Carbec wrote: ↑Thu Feb 03, 2022 3:09 pm
I did 2 matches and get rather different results...
 
Two ways:
1. Between to engines, play at least 1000 games to make the result meaningful. (I have noticed that 1000 gives a very good indication; playing more games makes the indication more precise, but doesn't greatly change it anymore.) Then you will know your relative rating against this engine.
2. Play a gauntlet against 5 or 6 engines (with 1000 games per match, which would thus mean 5000-6000 games), with your version X. Note down the result X obtains, such as +35. This means that your engine version X obtained +35 Elo against the average of the field. Then play against the exact same engines in the same conditions, but use your engine version X+1. If you now score +100, you have improved by +65 Elo. This is the best method to guess the Elo-range where your engine will fall if it was tested by a rating list such as CCRL.
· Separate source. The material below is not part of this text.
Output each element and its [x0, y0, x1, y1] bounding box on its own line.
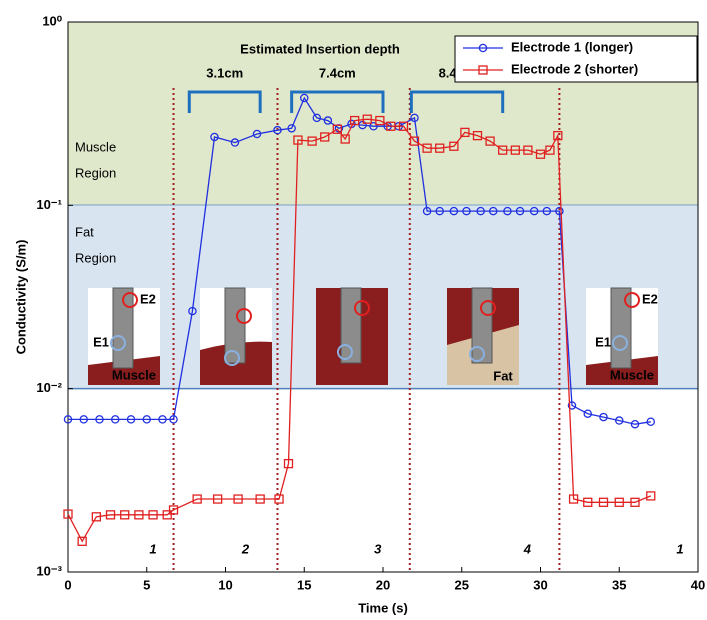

Personally I always do 1. first, and pick a target engine which is around the rating I expect my new version to be. If the other engine turns out to be too strong, I pick a weaker one; and the other way around. When I found an engine against which the new version scores roughly 50%, I run a gauntlet with 5-6 engines around the rating of that other engine. The rating span is about +/-50 up and down, so I would expect my engine to end somewhere in the middle of the gauntlet.
Third way, after you have progressed some way: SPRT testing. Test your new version x+1 against the old version X and see if it comes out better in CuteChess. Search Rustic's site (listed in my sig); I have a page online on how to do this.